The report came as the British government said it would issue a fresh set of guidelines to its intelligence agents on how to avoid being complicit in torture, following pressure from another human rights group.

Reprieve had sued the government over its existing guidelines to British intelligence officials, saying it allowed them to gather information extracted through torture.

It claimed there was compelling evidence to show that the UK had been “reaping the fruits” of torture since at least 2002, but the High Court in London ruled that the issue was moot as new guidelines were in the works.

Earlier this year ,Britain defended its use of intelligence obtained by foreign security agencies from “terrorism” suspects, despite not being sure of how the informants had been treated.

The foreign ministry said that Britain could not “afford the luxury” of only dealing with agencies that shared its standards, since intelligence obtained from others saved its citizens’ lives.

Repeated accusations

Britain’s intelligence agencies have been repeatedly been hit by accusations that they colluded with the torture of terrorism suspects abroad – such as in the case of former Guantanamo detainee Binyam Mohamed.
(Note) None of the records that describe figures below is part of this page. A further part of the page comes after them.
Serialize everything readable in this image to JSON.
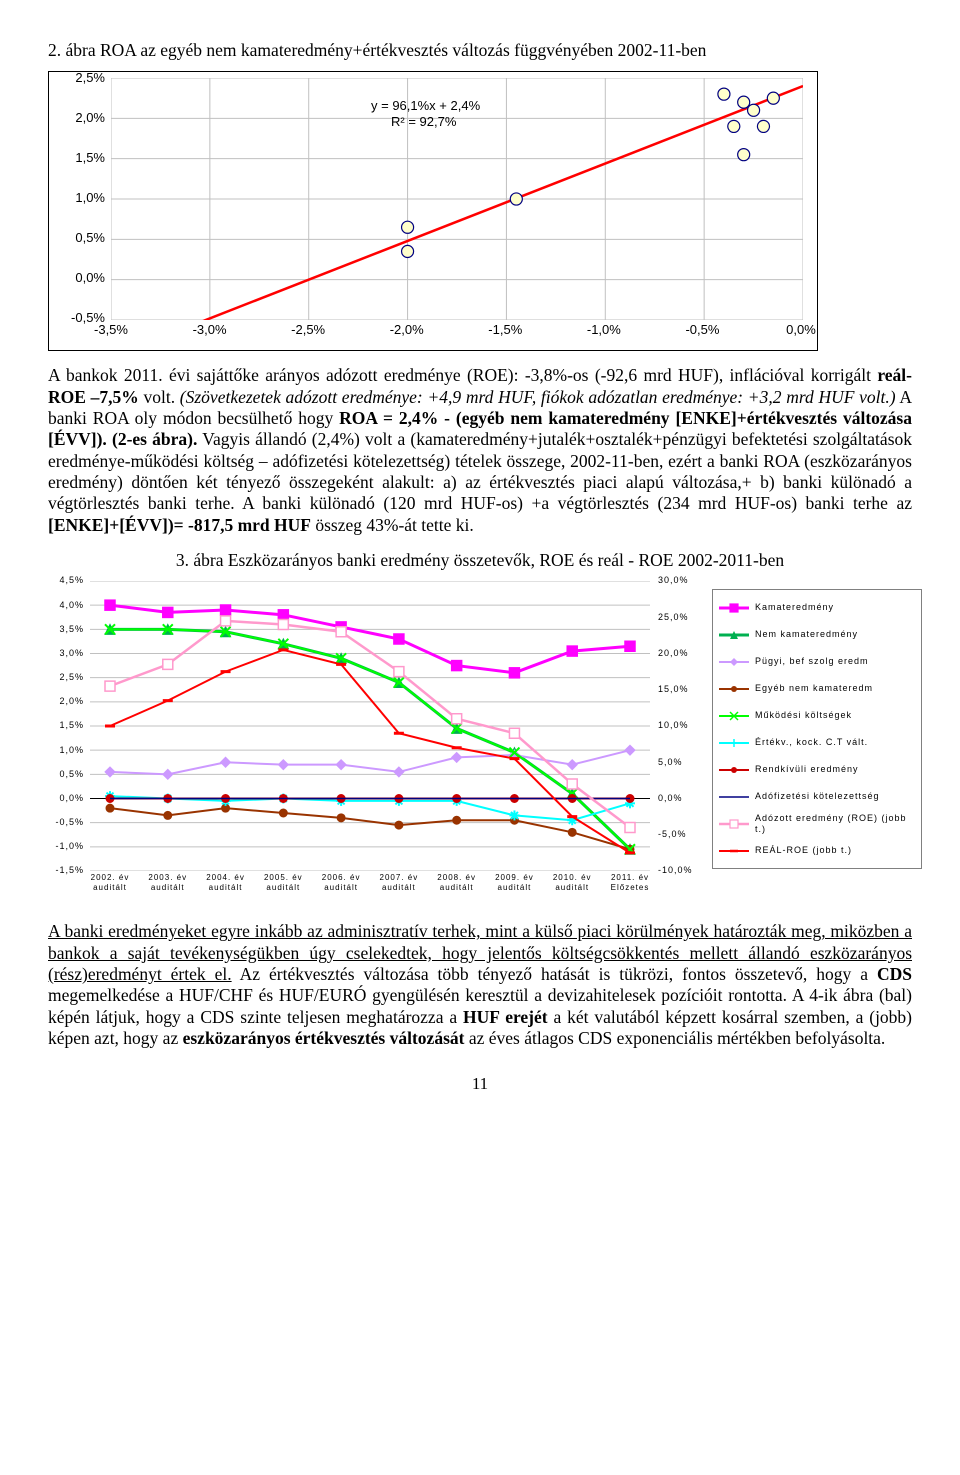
{
  "fig2": {
    "title": "2. ábra ROA az egyéb nem kamateredmény+értékvesztés változás függvényében 2002-11-ben",
    "equation_line1": "y = 96,1%x + 2,4%",
    "equation_line2": "R² = 92,7%",
    "type": "scatter-with-fit",
    "xlim": [
      -3.5,
      0.0
    ],
    "ylim": [
      -0.5,
      2.5
    ],
    "xticks": [
      "-3,5%",
      "-3,0%",
      "-2,5%",
      "-2,0%",
      "-1,5%",
      "-1,0%",
      "-0,5%",
      "0,0%"
    ],
    "yticks": [
      "-0,5%",
      "0,0%",
      "0,5%",
      "1,0%",
      "1,5%",
      "2,0%",
      "2,5%"
    ],
    "background_color": "#ffffff",
    "plot_border_color": "#808080",
    "grid_color": "#c0c0c0",
    "fit_color": "#ff0000",
    "fit_width": 2.5,
    "marker_fill": "#ffffcc",
    "marker_stroke": "#000080",
    "marker_radius": 6,
    "points": [
      {
        "x": -2.0,
        "y": 0.35
      },
      {
        "x": -2.0,
        "y": 0.65
      },
      {
        "x": -1.45,
        "y": 1.0
      },
      {
        "x": -0.35,
        "y": 1.9
      },
      {
        "x": -0.25,
        "y": 2.1
      },
      {
        "x": -0.2,
        "y": 1.9
      },
      {
        "x": -0.3,
        "y": 1.55
      },
      {
        "x": -0.15,
        "y": 2.25
      },
      {
        "x": -0.3,
        "y": 2.2
      },
      {
        "x": -0.4,
        "y": 2.3
      }
    ],
    "fit_line": {
      "x1": -3.5,
      "y1": -0.96,
      "x2": 0.0,
      "y2": 2.4
    }
  },
  "para1_prefix": "A bankok 2011. évi sajáttőke arányos adózott eredménye (ROE): -3,8%-os (-92,6 mrd HUF), inflációval korrigált ",
  "para1_bold1": "reál-ROE –7,5%",
  "para1_mid1": " volt. ",
  "para1_italic": "(Szövetkezetek adózott eredménye: +4,9 mrd HUF, fiókok adózatlan eredménye: +3,2 mrd HUF volt.)",
  "para1_mid2": " A banki ROA oly módon becsülhető hogy ",
  "para1_bold2": "ROA = 2,4% - (egyéb nem kamateredmény [ENKE]+értékvesztés változása [ÉVV]). (2-es ábra).",
  "para1_mid3": " Vagyis állandó (2,4%) volt a (kamateredmény+jutalék+osztalék+pénzügyi befektetési szolgáltatások eredménye-működési költség – adófizetési kötelezettség) tételek összege, 2002-11-ben, ezért a banki ROA (eszközarányos eredmény) döntően két tényező összegeként alakult: a) az értékvesztés piaci alapú változása,+ b) banki különadó a végtörlesztés banki terhe. A banki különadó (120 mrd HUF-os) +a végtörlesztés (234 mrd HUF-os) banki terhe az ",
  "para1_bold3": "[ENKE]+[ÉVV])= -817,5 mrd HUF",
  "para1_tail": " összeg 43%-át tette ki.",
  "fig3": {
    "title": "3. ábra Eszközarányos banki eredmény összetevők, ROE és reál - ROE 2002-2011-ben",
    "type": "multi-line-dual-axis",
    "left_ylim": [
      -1.5,
      4.5
    ],
    "right_ylim": [
      -10,
      30
    ],
    "left_yticks": [
      "-1,5%",
      "-1,0%",
      "-0,5%",
      "0,0%",
      "0,5%",
      "1,0%",
      "1,5%",
      "2,0%",
      "2,5%",
      "3,0%",
      "3,5%",
      "4,0%",
      "4,5%"
    ],
    "right_yticks": [
      "-10,0%",
      "-5,0%",
      "0,0%",
      "5,0%",
      "10,0%",
      "15,0%",
      "20,0%",
      "25,0%",
      "30,0%"
    ],
    "xticks": [
      "2002. év auditált",
      "2003. év auditált",
      "2004. év auditált",
      "2005. év auditált",
      "2006. év auditált",
      "2007. év auditált",
      "2008. év auditált",
      "2009. év auditált",
      "2010. év auditált",
      "2011. év Előzetes"
    ],
    "background_color": "#ffffff",
    "grid_color": "#c0c0c0",
    "ytick_font": 9,
    "series": [
      {
        "name": "Kamateredmény",
        "color": "#ff00ff",
        "marker": "square",
        "width": 3,
        "axis": "left",
        "data": [
          4.0,
          3.85,
          3.9,
          3.8,
          3.55,
          3.3,
          2.75,
          2.6,
          3.05,
          3.15
        ]
      },
      {
        "name": "Nem kamateredmény",
        "color": "#00b050",
        "marker": "triangle",
        "width": 3,
        "axis": "left",
        "data": [
          3.5,
          3.5,
          3.45,
          3.2,
          2.9,
          2.4,
          1.45,
          0.95,
          0.1,
          -1.05
        ]
      },
      {
        "name": "Pügyi, bef szolg eredm",
        "color": "#cc99ff",
        "marker": "diamond",
        "width": 2,
        "axis": "left",
        "data": [
          0.55,
          0.5,
          0.75,
          0.7,
          0.7,
          0.55,
          0.85,
          0.9,
          0.7,
          1.0
        ]
      },
      {
        "name": "Egyéb nem kamateredm",
        "color": "#993300",
        "marker": "circle",
        "width": 2,
        "axis": "left",
        "data": [
          -0.2,
          -0.35,
          -0.2,
          -0.3,
          -0.4,
          -0.55,
          -0.45,
          -0.45,
          -0.7,
          -1.05
        ]
      },
      {
        "name": "Működési költségek",
        "color": "#00ff00",
        "marker": "x",
        "width": 2,
        "axis": "left",
        "data": [
          3.5,
          3.5,
          3.45,
          3.2,
          2.9,
          2.4,
          1.45,
          0.95,
          0.1,
          -1.05
        ]
      },
      {
        "name": "Értékv., kock. C.T vált.",
        "color": "#00ffff",
        "marker": "star",
        "width": 2,
        "axis": "left",
        "data": [
          0.05,
          0.0,
          -0.05,
          0.0,
          -0.05,
          -0.05,
          -0.05,
          -0.35,
          -0.45,
          -0.1
        ]
      },
      {
        "name": "Rendkívüli eredmény",
        "color": "#cc0000",
        "marker": "circle",
        "width": 2,
        "axis": "left",
        "data": [
          0.0,
          0.0,
          0.0,
          0.0,
          0.0,
          0.0,
          0.0,
          0.0,
          0.0,
          0.0
        ]
      },
      {
        "name": "Adófizetési kötelezettség",
        "color": "#000080",
        "marker": "none",
        "width": 1.5,
        "axis": "left",
        "data": [
          0.0,
          0.0,
          0.0,
          0.0,
          0.0,
          0.0,
          0.0,
          0.0,
          0.0,
          0.0
        ]
      },
      {
        "name": "Adózott eredmény (ROE) (jobb t.)",
        "color": "#ff99cc",
        "marker": "square-open",
        "width": 2.5,
        "axis": "right",
        "data": [
          15.5,
          18.5,
          24.5,
          24.0,
          23.0,
          17.5,
          11.0,
          9.0,
          2.0,
          -4.0
        ]
      },
      {
        "name": "REÁL-ROE (jobb t.)",
        "color": "#ff0000",
        "marker": "dash",
        "width": 2,
        "axis": "right",
        "data": [
          10.0,
          13.5,
          17.5,
          20.5,
          18.5,
          9.0,
          7.0,
          5.5,
          -2.5,
          -7.5
        ]
      }
    ]
  },
  "para2_underline": "A banki eredményeket egyre inkább az adminisztratív terhek, mint a külső piaci körülmények határozták meg, miközben a bankok a saját tevékenységükben úgy cselekedtek, hogy jelentős költségcsökkentés mellett állandó eszközarányos (rész)eredményt értek el.",
  "para2_mid1": " Az értékvesztés változása több tényező hatását is tükrözi, fontos összetevő, hogy a ",
  "para2_bold1": "CDS",
  "para2_mid2": " megemelkedése a HUF/CHF és HUF/EURÓ gyengülésén keresztül a devizahitelesek pozícióit rontotta. A 4-ik ábra (bal) képén látjuk, hogy a CDS szinte teljesen meghatározza a ",
  "para2_bold2": "HUF erejét",
  "para2_mid3": " a két valutából képzett kosárral szemben, a (jobb) képen azt, hogy az ",
  "para2_bold3": "eszközarányos értékvesztés változását",
  "para2_tail": " az éves átlagos CDS exponenciális mértékben befolyásolta.",
  "page_number": "11"
}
Mohamed, an Ethiopian who moved to Britain as a teenager, was arrested as a suspected terrorist in 2002 in Pakistan, and alleges that he was tortured there as well as in US custody in Morocco and Guantanamo Bay, from where he was released without charge early last year.

Human Rights Watch said the stance of a “no questions asked policy” was at  odds with the responsibility of all states to work towards the eradication of torture under the 1984 UN Convention against Torture and Other Cruel, Inhuman or Degrading Treatment or Punishment.

It added that information obtained under torture is also notoriously unreliable.

All three countries condemn torture as abhorrent and say it is never justified.